Interessanterweise haben mich die beiden Kurzfilme, die als „Extras“ auf der mir vorliegenden DVD enthalten sind, weitaus mehr begeistert als die Hauptfilme: Der neunminütige DA RIPRENDERE von 1972 zeigt in einer statischen Einstellung zunächst, wie zwei Frauen einen Spiegel aufstellen, der uns permanent die frontal aufs Glas gerichtete Kamera sehen lässt, dann, wie sich Bido mit einem Plakat vor dem Brustkorb, auf dem „Registra“ steht, vor die Linse schiebt. Im weiteren Verlauf wird die ältere der beiden Frauen Bido als Regieassistentin zur Hand gehen, während die jüngere den Launen und kruden Einfällen, wenn nicht sogar sexuellen Übergriffen des cholerisch agierenden, stellenweise regelrecht derangiert wirkenden Regisseurs ausgeliefert ist: Bido lässt sie schminken, zoomt an ihr Gesicht heran, (unterlegt von Werbe-Jingles); dann färbt er ihr Gesicht mit roter Farbe, zwingt sie, ihren Oberkörper zu entblößen, betatscht ihre Brüste. Am Ende wird DA RIPRENDERE sogar noch zum veritablen Snuff-Film, wenn der Regisseur jedwede Hemmungen verliert und die Frau vor laufender Kamera erdrosselt, um der Kamera abschließend seine rot verschmierten Handflächen zu präsentieren. Das klingt nun wahrlich härter als es inszeniert ist, setzt Bido doch mehr auf groteske Komik, die er vor allem durch Einsatz eines slapstickhaften Zeitraffers und die wechselnde Musikuntermalung erreicht – (als die Frau erdrosselt wird, bleibt die Schallplatte mit dem Popsong, der gerade dudelt, hängen, und wiederholt die immergleiche Sekunde bis die Dame endlich mausetot ist) –, gibt aber doch eine recht hübsche, weil wenig prätentiöse Kritik am etablierten Filmbetrieb irgendwo zwischen Werbung, Glamour, Sex und Gewalt ab, zumal Bido so wirkt, als ob ihm sein Over-Acting vor der eigenen Kamera unbändige Freude bereiten würde.

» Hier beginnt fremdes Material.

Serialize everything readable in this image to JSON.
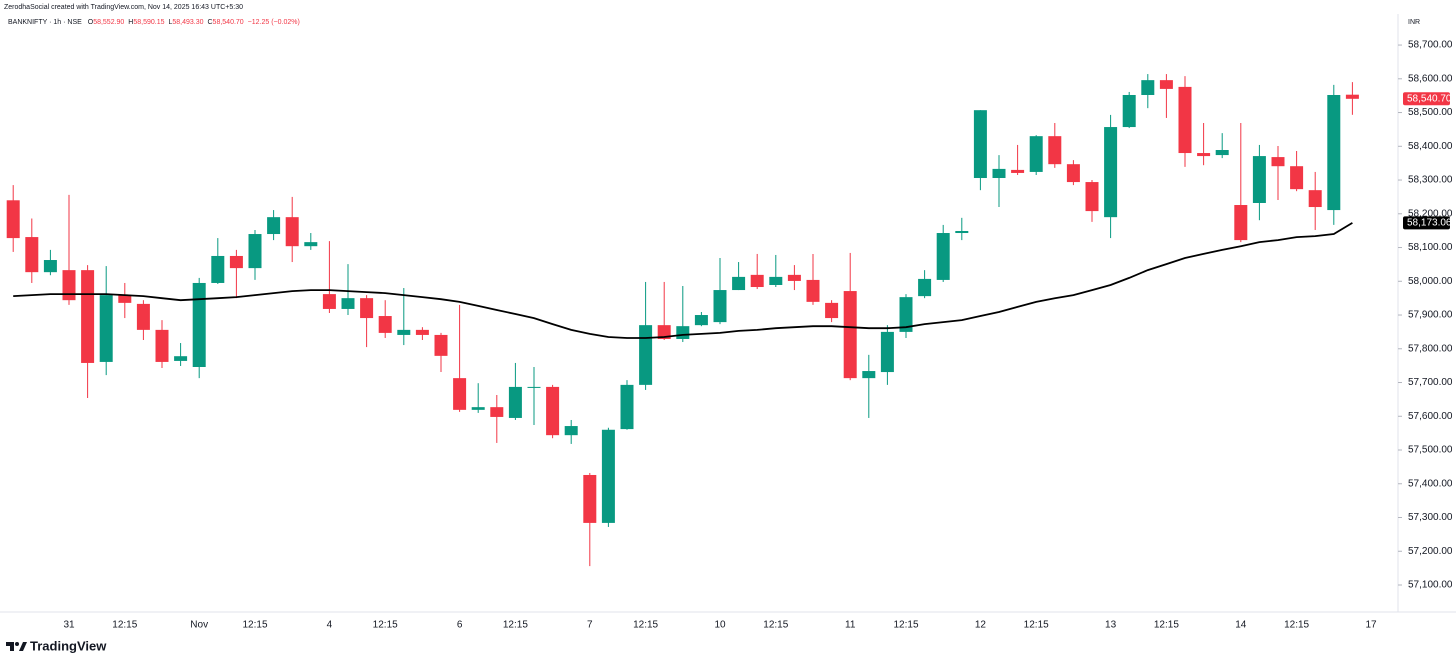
{
  "header": {
    "credit": "ZerodhaSocial created with TradingView.com, Nov 14, 2025 16:43 UTC+5:30",
    "symbol": "BANKNIFTY · 1h · NSE",
    "ohlc": [
      {
        "label": "O",
        "value": "58,552.90"
      },
      {
        "label": "H",
        "value": "58,590.15"
      },
      {
        "label": "L",
        "value": "58,493.30"
      },
      {
        "label": "C",
        "value": "58,540.70"
      }
    ],
    "change": "−12.25 (−0.02%)"
  },
  "currency": "INR",
  "brand": "TradingView",
  "chart_data": {
    "type": "candlestick",
    "up_color": "#089981",
    "down_color": "#f23645",
    "categories": [
      null,
      null,
      null,
      "31",
      null,
      null,
      "12:15",
      null,
      null,
      null,
      "Nov",
      null,
      null,
      "12:15",
      null,
      null,
      null,
      "4",
      null,
      null,
      "12:15",
      null,
      null,
      null,
      "6",
      null,
      null,
      "12:15",
      null,
      null,
      null,
      "7",
      null,
      null,
      "12:15",
      null,
      null,
      null,
      "10",
      null,
      null,
      "12:15",
      null,
      null,
      null,
      "11",
      null,
      null,
      "12:15",
      null,
      null,
      null,
      "12",
      null,
      null,
      "12:15",
      null,
      null,
      null,
      "13",
      null,
      null,
      "12:15",
      null,
      null,
      null,
      "14",
      null,
      null,
      "12:15",
      null,
      null,
      null,
      "17"
    ],
    "open": [
      58240,
      58131,
      58027,
      58033,
      58033,
      57761,
      57959,
      57933,
      57856,
      57764,
      57746,
      57995,
      58075,
      58039,
      58140,
      58190,
      58104,
      57962,
      57918,
      57950,
      57897,
      57841,
      57856,
      57841,
      57713,
      57619,
      57627,
      57595,
      57684,
      57687,
      57544,
      57426,
      57284,
      57562,
      57693,
      57870,
      57829,
      57870,
      57879,
      57974,
      58019,
      57989,
      58019,
      58004,
      57936,
      57971,
      57713,
      57731,
      57850,
      57956,
      58004,
      58143,
      58306,
      58306,
      58330,
      58324,
      58430,
      58347,
      58294,
      58190,
      58457,
      58552,
      58596,
      58576,
      58380,
      58374,
      58226,
      58232,
      58368,
      58341,
      58270,
      58211,
      58552.9,
      null
    ],
    "high": [
      58285,
      58186,
      58093,
      58256,
      58048,
      58045,
      57995,
      57944,
      57885,
      57817,
      58010,
      58128,
      58093,
      58152,
      58211,
      58250,
      58143,
      58119,
      58051,
      57959,
      57944,
      57980,
      57864,
      57847,
      57930,
      57698,
      57663,
      57758,
      57746,
      57693,
      57589,
      57432,
      57566,
      57707,
      57998,
      57998,
      57986,
      57909,
      58069,
      58057,
      58081,
      58078,
      58048,
      58081,
      57944,
      58084,
      57782,
      57870,
      57962,
      58033,
      58167,
      58188,
      58507,
      58374,
      58404,
      58433,
      58469,
      58359,
      58300,
      58493,
      58561,
      58614,
      58614,
      58608,
      58469,
      58439,
      58469,
      58404,
      58401,
      58386,
      58324,
      58582,
      58590.15,
      null
    ],
    "low": [
      58087,
      57995,
      58018,
      57930,
      57654,
      57722,
      57891,
      57826,
      57743,
      57749,
      57713,
      57992,
      57950,
      58004,
      58122,
      58057,
      58093,
      57906,
      57900,
      57805,
      57832,
      57811,
      57826,
      57731,
      57613,
      57610,
      57521,
      57589,
      57574,
      57535,
      57518,
      57156,
      57272,
      57560,
      57678,
      57826,
      57820,
      57867,
      57873,
      57974,
      57977,
      57983,
      57974,
      57930,
      57879,
      57707,
      57595,
      57693,
      57832,
      57950,
      57998,
      58122,
      58270,
      58220,
      58315,
      58315,
      58336,
      58285,
      58176,
      58128,
      58454,
      58513,
      58484,
      58339,
      58344,
      58365,
      58116,
      58181,
      58241,
      58267,
      58152,
      58167,
      58493.3,
      null
    ],
    "close": [
      58128,
      58027,
      58063,
      57944,
      57758,
      57959,
      57936,
      57856,
      57761,
      57778,
      57995,
      58075,
      58039,
      58140,
      58190,
      58104,
      58116,
      57918,
      57950,
      57891,
      57847,
      57856,
      57841,
      57779,
      57619,
      57627,
      57598,
      57687,
      57687,
      57544,
      57571,
      57284,
      57560,
      57693,
      57870,
      57829,
      57867,
      57900,
      57974,
      58013,
      57983,
      58013,
      58001,
      57939,
      57891,
      57713,
      57734,
      57850,
      57953,
      58007,
      58143,
      58149,
      58507,
      58333,
      58321,
      58430,
      58347,
      58294,
      58208,
      58457,
      58552,
      58596,
      58570,
      58380,
      58371,
      58389,
      58122,
      58371,
      58341,
      58273,
      58220,
      58552,
      58540.7,
      null
    ],
    "last_close_label": "58,540.70",
    "series": [
      {
        "color": "#000000",
        "last_value_label": "58,173.06",
        "values": [
          57956,
          57959,
          57962,
          57962,
          57962,
          57962,
          57959,
          57956,
          57950,
          57944,
          57947,
          57950,
          57953,
          57959,
          57965,
          57971,
          57974,
          57974,
          57971,
          57968,
          57965,
          57959,
          57953,
          57947,
          57939,
          57927,
          57915,
          57903,
          57891,
          57873,
          57856,
          57844,
          57835,
          57832,
          57832,
          57835,
          57841,
          57844,
          57847,
          57853,
          57856,
          57861,
          57864,
          57867,
          57867,
          57864,
          57861,
          57861,
          57864,
          57873,
          57879,
          57885,
          57897,
          57909,
          57924,
          57939,
          57950,
          57959,
          57974,
          57989,
          58010,
          58033,
          58051,
          58069,
          58081,
          58093,
          58104,
          58116,
          58122,
          58131,
          58134,
          58140,
          58173.06,
          null
        ]
      }
    ],
    "ylim": [
      57020,
      58792
    ],
    "yticks": [
      {
        "value": 57100,
        "label": "57,100.00"
      },
      {
        "value": 57200,
        "label": "57,200.00"
      },
      {
        "value": 57300,
        "label": "57,300.00"
      },
      {
        "value": 57400,
        "label": "57,400.00"
      },
      {
        "value": 57500,
        "label": "57,500.00"
      },
      {
        "value": 57600,
        "label": "57,600.00"
      },
      {
        "value": 57700,
        "label": "57,700.00"
      },
      {
        "value": 57800,
        "label": "57,800.00"
      },
      {
        "value": 57900,
        "label": "57,900.00"
      },
      {
        "value": 58000,
        "label": "58,000.00"
      },
      {
        "value": 58100,
        "label": "58,100.00"
      },
      {
        "value": 58200,
        "label": "58,200.00"
      },
      {
        "value": 58300,
        "label": "58,300.00"
      },
      {
        "value": 58400,
        "label": "58,400.00"
      },
      {
        "value": 58500,
        "label": "58,500.00"
      },
      {
        "value": 58600,
        "label": "58,600.00"
      },
      {
        "value": 58700,
        "label": "58,700.00"
      }
    ],
    "grid": false
  }
}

Noch großartiger fand ich jedoch MOTPO PERPETUO, ebenfalls von 1972, eine Hommage Bidos an Paganini. Während der vier Minuten Laufzeit hören wir ein Stück des Teufelsgeigers, bei dem das Streichinstrument mit einer Rasanz gespielt wurde, dass die Funken sprühen – und die Montage des Films gleicht sich diesem diabolischen Rhythmus an, wenn Bido mit einer wahren Maschinengewehr-Montage Aufnahmen einer nackten Tänzerin, der rotierenden Vinyl-Platte, Portraits Paganinis zusammenschneidet, dass ich gar nicht wissen möchte, wie viele Stunde allein der Finalschnitt des Films gekostet haben mag. Dabei ist MOTO PERPETUO ein Genuss für alle Sinne, ein wahrer Höllentrip, der den Eindruck erweckt, die Kamera würde völlig ohne Bodenhaftung über die Schallplattenrillen, die wogenden Brüste, die Geigensaiten zupfenden Frauenhände hinwegwirbeln, dass bald jedes gegenständliche Bild bis zur Abstraktion verschwimmt – was den Film wiederum durchaus an Werke der klassischen Kino-Avantgarde angliedert, (namentlich Dadaisten wie Hans Richter kommen mir in den Sinn, oder auch frühe Musikvideos beispielweise von Germaine Dulac, jedoch natürlich ins Ekstatisch-Exzessive gewendet.)